Tuesday, April 16, 2013

Work Place Health: Up in Smoke

By Dan McCauley
            Over the past few decades, the world has identified smoking as a hazard and has taken many steps in cleaning up the air in the workplace, public areas and other establishments. This topic of debate is a very controversial one and it has many different ethical issues that arise from it. For the most part there is no smoking in office buildings and government buildings. Though there are some privately owned businesses that still have employees smoking inside as well as establishments where food and drinks are served. Casinos are a large part of the cash flow in this country and most casinos fall in this category of smoking establishments. Human Resource Managers have to go through many ethically challenging decisions when it comes to this topic. It is the ethical struggle of someone’s well-being and profitability of the company. You would imagine this to be a no brainer but unfortunately it is not.
            This relates to our course in a few different facets. The most obvious is the health and safety of people in the workplace. Another way the laws that work places and public establishments must follow. Finally, is the compensation for people who work in these hazardous environments.
Pro Smoking
            The Casino owners are in favor of smoking in the casinos. In 2009, the Mashantucket Pequot Tribal Nation and the government in Connecticut came into some very interesting ethical issues. The state government was trying to implement a no smoking policy on the casino on behalf of the workers and non-smoking patrons. The Tribal Nation is claiming that they cannot do this because it is a sovereign nation with their own set of laws. Furthermore, if the government put this ban into place then it would be able to withdraw from giving the state government the percentage of their revenues while this is being contested. Taking this action would result in a loss in the hundreds of millions of dollars (Pazniokas, 2009).
            In Las Vegas, people consider it a smoker’s oasis because you are free to smoke in all the casinos. Even with the majority of the people who live there voting to ban smoking, the casinos have too much political power (Nagourney, 2010). This is not very ethical but somehow it is legal. People do have their choice to smoke while in the casinos. If it were non-smoking they could be cutting out a big portion of their patrons and that is not ethically sound. It is still legal so it is still “ethical” to have it in the establishment.
Cons of Smoke
The U.A.W., who has many political ties, was also part of the negotiations for the working conditions for the 2,500 dealers at the Foxwoods casino in Connecticut. The whole reason they don’t want this to happen is it could hurt their bottom line. This same set of casinos had the idea to serve alcohol 24 hours because they saw a possible 5 million dollar increase in profits. That same month a drunk driver hit a bus with college kids going on a mission trip overseas. He was previously at the casino (Pazniokas, 2009). As you can see the moral compass and ethics of these establishments are not for the greater good but for the money.
Ms.

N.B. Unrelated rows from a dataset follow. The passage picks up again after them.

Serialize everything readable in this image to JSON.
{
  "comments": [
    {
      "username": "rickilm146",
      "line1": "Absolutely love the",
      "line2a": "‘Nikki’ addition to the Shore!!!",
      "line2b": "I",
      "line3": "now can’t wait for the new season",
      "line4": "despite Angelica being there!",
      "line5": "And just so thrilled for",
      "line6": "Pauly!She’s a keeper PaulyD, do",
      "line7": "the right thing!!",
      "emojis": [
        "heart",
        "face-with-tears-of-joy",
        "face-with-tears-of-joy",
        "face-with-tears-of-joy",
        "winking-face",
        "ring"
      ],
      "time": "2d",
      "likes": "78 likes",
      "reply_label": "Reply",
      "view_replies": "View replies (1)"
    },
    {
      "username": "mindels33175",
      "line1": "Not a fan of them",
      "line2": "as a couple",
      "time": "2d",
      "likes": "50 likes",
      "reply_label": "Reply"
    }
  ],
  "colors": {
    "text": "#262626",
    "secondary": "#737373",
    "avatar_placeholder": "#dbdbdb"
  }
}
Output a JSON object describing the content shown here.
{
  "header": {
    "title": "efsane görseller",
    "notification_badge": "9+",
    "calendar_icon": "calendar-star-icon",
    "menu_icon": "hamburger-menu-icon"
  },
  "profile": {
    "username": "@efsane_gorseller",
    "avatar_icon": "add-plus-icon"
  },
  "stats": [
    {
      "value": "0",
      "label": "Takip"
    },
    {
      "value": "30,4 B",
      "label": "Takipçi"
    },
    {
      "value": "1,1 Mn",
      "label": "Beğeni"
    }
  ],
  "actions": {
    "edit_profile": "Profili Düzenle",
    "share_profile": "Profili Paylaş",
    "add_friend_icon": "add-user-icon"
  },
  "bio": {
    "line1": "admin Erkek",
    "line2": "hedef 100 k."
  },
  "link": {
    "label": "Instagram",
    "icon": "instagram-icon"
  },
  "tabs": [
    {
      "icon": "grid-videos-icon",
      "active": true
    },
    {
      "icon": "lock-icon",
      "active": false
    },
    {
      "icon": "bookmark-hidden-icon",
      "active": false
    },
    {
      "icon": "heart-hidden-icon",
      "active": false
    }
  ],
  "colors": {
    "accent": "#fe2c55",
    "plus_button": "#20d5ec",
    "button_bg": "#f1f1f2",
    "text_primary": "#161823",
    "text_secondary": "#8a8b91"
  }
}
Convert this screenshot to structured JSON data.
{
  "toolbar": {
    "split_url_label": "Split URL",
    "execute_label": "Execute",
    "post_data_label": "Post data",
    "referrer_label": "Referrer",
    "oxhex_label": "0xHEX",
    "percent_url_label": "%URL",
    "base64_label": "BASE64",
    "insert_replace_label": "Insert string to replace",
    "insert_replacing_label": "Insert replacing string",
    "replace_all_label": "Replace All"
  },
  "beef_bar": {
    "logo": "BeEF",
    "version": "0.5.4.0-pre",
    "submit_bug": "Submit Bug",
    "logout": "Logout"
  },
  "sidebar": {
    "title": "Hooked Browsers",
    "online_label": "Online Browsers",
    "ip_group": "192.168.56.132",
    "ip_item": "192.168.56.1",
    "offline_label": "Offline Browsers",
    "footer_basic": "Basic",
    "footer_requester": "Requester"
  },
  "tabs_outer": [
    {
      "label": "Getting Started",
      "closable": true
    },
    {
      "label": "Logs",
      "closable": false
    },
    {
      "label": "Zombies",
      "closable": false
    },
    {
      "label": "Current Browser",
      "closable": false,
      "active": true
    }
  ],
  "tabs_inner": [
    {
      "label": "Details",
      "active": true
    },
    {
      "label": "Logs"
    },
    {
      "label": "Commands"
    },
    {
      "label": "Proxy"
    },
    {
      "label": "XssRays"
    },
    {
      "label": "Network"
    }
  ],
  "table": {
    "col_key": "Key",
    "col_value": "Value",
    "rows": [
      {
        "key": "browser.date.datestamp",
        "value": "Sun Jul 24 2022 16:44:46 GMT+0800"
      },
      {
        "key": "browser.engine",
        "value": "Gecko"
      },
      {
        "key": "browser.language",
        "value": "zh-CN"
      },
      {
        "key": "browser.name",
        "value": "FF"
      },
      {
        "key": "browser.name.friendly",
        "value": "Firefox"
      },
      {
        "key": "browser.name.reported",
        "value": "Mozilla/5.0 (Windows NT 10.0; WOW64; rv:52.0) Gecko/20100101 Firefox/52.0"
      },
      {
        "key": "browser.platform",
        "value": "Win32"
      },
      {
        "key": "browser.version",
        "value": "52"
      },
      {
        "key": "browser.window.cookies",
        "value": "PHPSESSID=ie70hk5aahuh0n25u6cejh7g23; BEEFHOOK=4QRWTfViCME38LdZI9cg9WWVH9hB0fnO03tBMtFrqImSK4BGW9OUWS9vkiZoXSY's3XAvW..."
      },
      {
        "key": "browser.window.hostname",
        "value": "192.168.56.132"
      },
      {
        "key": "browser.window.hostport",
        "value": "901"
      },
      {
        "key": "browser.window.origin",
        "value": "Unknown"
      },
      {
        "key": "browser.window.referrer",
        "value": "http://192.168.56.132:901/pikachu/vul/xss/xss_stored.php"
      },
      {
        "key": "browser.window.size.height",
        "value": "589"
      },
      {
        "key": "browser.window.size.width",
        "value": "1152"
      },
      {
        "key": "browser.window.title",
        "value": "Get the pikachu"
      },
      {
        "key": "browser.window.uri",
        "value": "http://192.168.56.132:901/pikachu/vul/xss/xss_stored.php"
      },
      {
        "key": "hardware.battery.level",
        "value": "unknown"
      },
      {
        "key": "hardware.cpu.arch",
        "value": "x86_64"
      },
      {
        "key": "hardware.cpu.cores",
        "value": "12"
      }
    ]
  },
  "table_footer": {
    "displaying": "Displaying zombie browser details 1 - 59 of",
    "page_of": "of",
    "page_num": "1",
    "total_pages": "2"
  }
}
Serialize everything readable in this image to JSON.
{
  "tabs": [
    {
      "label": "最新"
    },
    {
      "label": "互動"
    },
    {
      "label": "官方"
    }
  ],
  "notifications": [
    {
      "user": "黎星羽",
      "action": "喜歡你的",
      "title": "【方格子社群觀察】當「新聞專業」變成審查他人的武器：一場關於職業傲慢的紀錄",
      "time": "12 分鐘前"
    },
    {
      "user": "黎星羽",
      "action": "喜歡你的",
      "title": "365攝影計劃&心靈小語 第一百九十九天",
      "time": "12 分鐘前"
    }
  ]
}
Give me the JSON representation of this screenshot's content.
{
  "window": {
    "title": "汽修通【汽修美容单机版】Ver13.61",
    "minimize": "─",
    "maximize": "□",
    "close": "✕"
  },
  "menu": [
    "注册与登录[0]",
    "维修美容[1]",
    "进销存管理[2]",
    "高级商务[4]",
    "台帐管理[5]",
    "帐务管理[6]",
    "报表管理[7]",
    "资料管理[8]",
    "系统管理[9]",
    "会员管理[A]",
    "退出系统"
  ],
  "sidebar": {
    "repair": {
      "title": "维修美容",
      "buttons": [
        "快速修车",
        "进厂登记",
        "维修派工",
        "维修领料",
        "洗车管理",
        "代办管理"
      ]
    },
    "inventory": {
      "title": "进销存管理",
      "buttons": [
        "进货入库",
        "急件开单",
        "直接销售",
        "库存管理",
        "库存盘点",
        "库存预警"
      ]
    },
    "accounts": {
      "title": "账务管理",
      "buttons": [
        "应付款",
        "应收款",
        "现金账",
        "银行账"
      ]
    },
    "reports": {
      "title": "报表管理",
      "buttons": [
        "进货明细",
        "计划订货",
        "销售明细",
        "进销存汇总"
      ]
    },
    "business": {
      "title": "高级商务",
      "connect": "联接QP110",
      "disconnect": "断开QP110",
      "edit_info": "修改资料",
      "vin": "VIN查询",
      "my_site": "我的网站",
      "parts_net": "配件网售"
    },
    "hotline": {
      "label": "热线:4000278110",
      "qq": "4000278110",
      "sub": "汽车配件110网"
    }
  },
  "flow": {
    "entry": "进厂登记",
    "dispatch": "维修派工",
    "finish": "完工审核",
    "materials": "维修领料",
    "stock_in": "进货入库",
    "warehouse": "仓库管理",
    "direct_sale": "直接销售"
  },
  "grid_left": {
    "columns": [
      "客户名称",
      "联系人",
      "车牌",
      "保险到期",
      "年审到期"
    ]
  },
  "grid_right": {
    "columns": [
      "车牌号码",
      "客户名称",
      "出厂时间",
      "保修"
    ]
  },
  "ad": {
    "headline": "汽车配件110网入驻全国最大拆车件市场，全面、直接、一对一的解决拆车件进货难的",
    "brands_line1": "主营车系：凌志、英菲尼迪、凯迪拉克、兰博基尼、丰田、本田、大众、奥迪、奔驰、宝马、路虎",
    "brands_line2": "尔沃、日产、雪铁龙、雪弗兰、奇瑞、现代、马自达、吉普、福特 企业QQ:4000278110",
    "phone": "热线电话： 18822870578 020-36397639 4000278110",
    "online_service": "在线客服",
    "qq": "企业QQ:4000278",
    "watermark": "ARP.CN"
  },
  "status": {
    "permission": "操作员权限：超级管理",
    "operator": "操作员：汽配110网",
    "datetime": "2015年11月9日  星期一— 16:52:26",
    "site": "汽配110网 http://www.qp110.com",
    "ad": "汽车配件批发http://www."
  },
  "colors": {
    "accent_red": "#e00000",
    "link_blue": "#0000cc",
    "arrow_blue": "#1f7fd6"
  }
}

Kastroll, a dealer for 20 years, said that dealers were often locked at tables for an hour at a time. ''We get every kind of direct cigarette smoke, sometimes intentionally blown on us because they are losing,'' she said. ''You're not allowed to fan, you can't blow it back on them. Forget the employee -- it's all about their bottom line.'' She is the lead plantiff in a class action lawsuit against the Las Vegas casinos (Nagourney, 2010). If they followed ethical decisions then they would be able to avoid situations like this. They feel that the amount of money they will pay in the settlement doesn’t outweigh the amount they would lose from banning smoking. The human element doesn’t cross their mind.
Since smoking bans have gone into place at restaurants and other public establishments the number of heart attacks, strokes, and respiratory disease has decreased by an alarming rate. These bans are the direct result of people in not only human resource positions but every day people having a good set of personal ethics. In 2007, a study in Minnesota showed that after an expanded ban of smoking was implemented to workplaces and other establishments that the number of heart attacks decreased by 33% (Szabo, 2012) The law is making workplaces and establishments safer and taking the difficult ethical dilemmas out of HRs hands.
            From going through these different situations and articles you should take away a number of different ideas and themes.
·        Money should not influence you own personal set of ethics.
·        Some things that are legal are not always ethical.
·        You should not perform unethical behaviors for the possibility of a profit because the risk reward for it is not there.
·        Someone’s health and well-being does not have a price.
·        Ethical decisions are not easy, but look at the outcome and what the greater good is.
Nagourney, A. (2010, November 12). Las vegas casinos are a last bastion for smokers. The New York Times, pp. 19.
Pazniokas, M. (2009, April 26). State weighs ban on casino smoking. The New York Times, pp. 1.

Szabo, L., & Today, ,Usa. (2012, October 30). Smoking bans cut number of heart attacks, strokes; analysis shows positive impact on health -- and on health care costs. Usa Today, pp. 4A.